Better yet: what do you do with what’s hard?
On Thursday the Randolph Board of Education in Morris County, New Jersey, a little more than an hour northwest of Manhattan, voted unanimously to remove all holidays from their academic calendar.
A month ago the board made the decision to rename Columbus Day in a motion not on the public agenda nor discussed in any depth; it was admittedly, mostly just voted on and passed. Unfortunately, their later-apologized-for hastiness offended multiple members of the school district, especially the Italian American community, for whom the discovery of the Americas by the holiday’s Italian namesake is a source of tremendous meaning and pride.
In an effort to hopefully extinguish the uproar, the board crafted a perceived solution to the controversy. As reported by their local neighborhood news source, Tap Into Randolph:
“… A motion was made to remove the names of all holidays that mention ethnic or religious groups, to not exclude or offend any other group. Realizing that some groups are still ‘left out’ and they cannot and do not recognize everyone, the board suddenly decided to vote on removing all holiday names and simply calling them ‘Day Off’… As the vote went down the row with a unanimous ‘Yes,’ the stunned and confused public erupted once more, with some shouting at the board, ‘What just happened? What did you just do?…’” [emphasis mine]
Not just Columbus Day, but Christmas, New Year’s, Rosh Hashanah…
Memorial Day, Thanksgiving… even teacher convention days.
Note one board member’s explanation thereafter: “If we don’t have anything on the calendar, we don’t have to have anyone [with] hurt feelings or anything like that.”
Hence, we ask once more: what do you do with what you don’t know what to do? What do you do with what’s hard?

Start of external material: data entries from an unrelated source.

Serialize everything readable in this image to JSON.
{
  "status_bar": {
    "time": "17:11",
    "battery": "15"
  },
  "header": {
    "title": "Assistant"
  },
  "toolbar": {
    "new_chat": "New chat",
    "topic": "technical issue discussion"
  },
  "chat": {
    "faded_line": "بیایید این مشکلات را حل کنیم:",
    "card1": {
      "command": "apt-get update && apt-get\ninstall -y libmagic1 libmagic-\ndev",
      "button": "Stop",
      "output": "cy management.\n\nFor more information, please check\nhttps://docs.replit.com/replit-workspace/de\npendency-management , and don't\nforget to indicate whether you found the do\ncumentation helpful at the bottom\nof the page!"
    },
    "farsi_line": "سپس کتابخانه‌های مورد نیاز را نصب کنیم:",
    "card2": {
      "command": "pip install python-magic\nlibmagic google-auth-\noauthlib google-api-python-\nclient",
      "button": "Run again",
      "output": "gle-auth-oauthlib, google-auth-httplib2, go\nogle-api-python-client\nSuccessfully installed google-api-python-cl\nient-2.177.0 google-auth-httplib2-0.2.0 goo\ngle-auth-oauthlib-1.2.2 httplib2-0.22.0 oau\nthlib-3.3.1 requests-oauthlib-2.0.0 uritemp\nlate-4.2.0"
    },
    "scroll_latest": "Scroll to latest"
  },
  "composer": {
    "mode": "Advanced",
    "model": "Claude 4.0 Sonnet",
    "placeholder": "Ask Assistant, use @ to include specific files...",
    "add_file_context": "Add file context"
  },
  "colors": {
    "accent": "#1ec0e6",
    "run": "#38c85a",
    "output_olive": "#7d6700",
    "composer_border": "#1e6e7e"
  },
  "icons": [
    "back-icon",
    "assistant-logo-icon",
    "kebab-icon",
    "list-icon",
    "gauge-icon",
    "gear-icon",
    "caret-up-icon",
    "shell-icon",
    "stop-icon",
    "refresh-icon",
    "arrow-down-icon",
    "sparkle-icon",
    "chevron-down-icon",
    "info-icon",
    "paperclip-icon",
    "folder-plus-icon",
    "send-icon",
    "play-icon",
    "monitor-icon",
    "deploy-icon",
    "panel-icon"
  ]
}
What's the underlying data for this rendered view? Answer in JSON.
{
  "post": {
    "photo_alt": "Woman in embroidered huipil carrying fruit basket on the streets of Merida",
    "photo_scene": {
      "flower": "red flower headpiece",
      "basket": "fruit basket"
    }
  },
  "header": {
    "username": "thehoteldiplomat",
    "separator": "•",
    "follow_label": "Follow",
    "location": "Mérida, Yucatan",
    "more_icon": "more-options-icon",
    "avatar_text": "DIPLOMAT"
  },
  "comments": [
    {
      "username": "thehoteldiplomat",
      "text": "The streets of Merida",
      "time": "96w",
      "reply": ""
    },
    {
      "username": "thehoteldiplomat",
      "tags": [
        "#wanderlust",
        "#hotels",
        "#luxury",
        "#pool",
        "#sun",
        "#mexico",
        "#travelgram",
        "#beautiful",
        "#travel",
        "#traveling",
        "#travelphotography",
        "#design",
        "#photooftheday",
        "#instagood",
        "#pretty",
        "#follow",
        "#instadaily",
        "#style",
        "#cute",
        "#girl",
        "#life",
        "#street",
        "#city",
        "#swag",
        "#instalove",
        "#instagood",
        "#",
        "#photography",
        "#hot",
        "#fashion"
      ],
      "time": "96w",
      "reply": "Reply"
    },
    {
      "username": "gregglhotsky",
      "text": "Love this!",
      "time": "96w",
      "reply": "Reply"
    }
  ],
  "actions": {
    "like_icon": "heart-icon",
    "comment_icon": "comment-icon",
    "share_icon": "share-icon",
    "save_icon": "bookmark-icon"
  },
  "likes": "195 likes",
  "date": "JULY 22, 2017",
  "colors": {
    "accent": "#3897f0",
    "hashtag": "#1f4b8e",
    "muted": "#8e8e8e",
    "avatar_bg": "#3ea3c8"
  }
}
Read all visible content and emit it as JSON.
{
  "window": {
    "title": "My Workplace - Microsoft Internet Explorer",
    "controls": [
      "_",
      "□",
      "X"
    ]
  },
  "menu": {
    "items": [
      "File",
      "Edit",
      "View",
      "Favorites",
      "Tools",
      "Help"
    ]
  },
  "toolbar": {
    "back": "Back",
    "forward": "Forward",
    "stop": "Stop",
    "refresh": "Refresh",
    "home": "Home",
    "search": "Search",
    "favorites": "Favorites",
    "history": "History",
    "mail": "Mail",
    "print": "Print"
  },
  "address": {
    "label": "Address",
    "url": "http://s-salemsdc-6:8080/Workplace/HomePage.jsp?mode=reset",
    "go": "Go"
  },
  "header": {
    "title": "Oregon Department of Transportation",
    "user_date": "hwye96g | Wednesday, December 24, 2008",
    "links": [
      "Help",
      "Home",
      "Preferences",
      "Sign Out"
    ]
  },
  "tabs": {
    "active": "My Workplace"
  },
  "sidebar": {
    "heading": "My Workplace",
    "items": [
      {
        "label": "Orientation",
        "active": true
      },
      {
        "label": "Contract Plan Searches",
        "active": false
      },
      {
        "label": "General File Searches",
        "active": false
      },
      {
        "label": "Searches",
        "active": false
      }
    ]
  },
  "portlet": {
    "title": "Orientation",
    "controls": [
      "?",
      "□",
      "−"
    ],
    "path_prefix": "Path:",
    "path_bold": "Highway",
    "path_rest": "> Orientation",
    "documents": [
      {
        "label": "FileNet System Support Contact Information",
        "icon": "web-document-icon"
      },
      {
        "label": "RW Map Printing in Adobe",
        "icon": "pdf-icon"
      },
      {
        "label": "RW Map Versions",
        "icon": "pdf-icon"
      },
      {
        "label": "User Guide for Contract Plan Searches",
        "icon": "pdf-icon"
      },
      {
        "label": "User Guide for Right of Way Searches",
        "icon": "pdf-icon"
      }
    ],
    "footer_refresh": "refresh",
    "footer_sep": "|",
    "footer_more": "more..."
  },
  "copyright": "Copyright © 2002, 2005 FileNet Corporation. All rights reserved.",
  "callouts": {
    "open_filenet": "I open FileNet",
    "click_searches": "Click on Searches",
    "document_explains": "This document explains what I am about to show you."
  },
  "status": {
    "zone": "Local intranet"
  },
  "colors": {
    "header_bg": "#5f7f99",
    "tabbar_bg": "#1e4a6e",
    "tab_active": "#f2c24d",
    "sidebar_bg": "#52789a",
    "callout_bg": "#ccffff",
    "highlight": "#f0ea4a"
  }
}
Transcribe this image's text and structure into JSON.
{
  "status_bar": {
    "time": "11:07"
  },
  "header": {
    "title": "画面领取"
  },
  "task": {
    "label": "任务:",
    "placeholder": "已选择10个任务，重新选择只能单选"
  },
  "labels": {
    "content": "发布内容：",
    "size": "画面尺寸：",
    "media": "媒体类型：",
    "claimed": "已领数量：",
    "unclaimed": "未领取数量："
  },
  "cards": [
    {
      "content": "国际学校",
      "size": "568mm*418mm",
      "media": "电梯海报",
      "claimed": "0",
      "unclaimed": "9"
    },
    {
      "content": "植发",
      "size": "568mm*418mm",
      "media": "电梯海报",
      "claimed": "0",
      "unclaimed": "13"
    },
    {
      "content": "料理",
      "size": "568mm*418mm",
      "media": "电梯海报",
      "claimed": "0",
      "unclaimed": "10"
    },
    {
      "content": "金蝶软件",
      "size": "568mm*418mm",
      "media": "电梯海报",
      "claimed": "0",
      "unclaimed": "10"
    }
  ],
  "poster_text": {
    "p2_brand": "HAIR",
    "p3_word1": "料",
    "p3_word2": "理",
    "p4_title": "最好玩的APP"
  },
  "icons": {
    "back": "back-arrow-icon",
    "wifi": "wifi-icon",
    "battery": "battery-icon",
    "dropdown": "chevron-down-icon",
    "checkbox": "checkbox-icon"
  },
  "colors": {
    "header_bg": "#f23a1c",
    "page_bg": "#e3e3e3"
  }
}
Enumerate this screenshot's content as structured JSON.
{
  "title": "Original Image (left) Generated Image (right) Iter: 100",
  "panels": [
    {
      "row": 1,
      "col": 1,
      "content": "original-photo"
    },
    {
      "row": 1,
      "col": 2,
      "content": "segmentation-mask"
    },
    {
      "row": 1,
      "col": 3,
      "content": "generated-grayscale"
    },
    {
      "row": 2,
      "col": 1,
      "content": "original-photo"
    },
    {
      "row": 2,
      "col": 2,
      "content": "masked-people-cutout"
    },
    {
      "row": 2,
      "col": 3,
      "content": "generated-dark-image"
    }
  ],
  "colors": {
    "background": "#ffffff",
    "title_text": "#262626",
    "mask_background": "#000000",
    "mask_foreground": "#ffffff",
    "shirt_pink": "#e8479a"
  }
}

My sense is we have three options. One, we discuss the difficult with fact, grace, and sensitivity to all it may affect. Two, we distort the difficult — typically minimizing or maximizing for select purposes. Or three, we simply refuse to deal with it. The Randolph Board of Education chose option three.
The Intramuralist hopes to always select option number one. In fact, on most everyone else’s calendar this coming Saturday is Juneteenth. While the Emancipation Proclamation declared freedom for all those enslaved in the United States, enforcement was dependent upon Union troops, and Texas was the most remote of the slave states. Juneteenth marks the day in which freedom from slavery was proclaimed in Texas.
The hard reality of how the above played out is that there were two and a half years between when Pres. Abraham Lincoln’s proclamation became official and when the last of America’s slaves were set free. It is estimated that there were 250,000 persons still enslaved at that time.
That’s a tough reality, friends. It again reminds us that there is a good, bad, and an ugly woven throughout our nation’s history. Thankfully, however, as Sen. Tim Scott poignantly reminded us last April, “Original sin is never the end of the story.”
So let’s not distort the difficult. Let’s not minimize nor make it either all good or all bad or all good or bad now.
Let’s not rewrite history. Let’s ensure we wrestle with fact, not fiction.
And let’s not refuse to deal with it. Let’s not erase it from our calendars. When we erase it — when we tiptoe through topics, through original and recurrent sin, through hurt feelings and holidays — we miss the opportunity to learn and grow from the totality of the issue… from Juneteenth to Columbus Day…
May we always, therefore, uncompromisingly discuss the difficult… always with fact, grace, and sensitivity… generously so.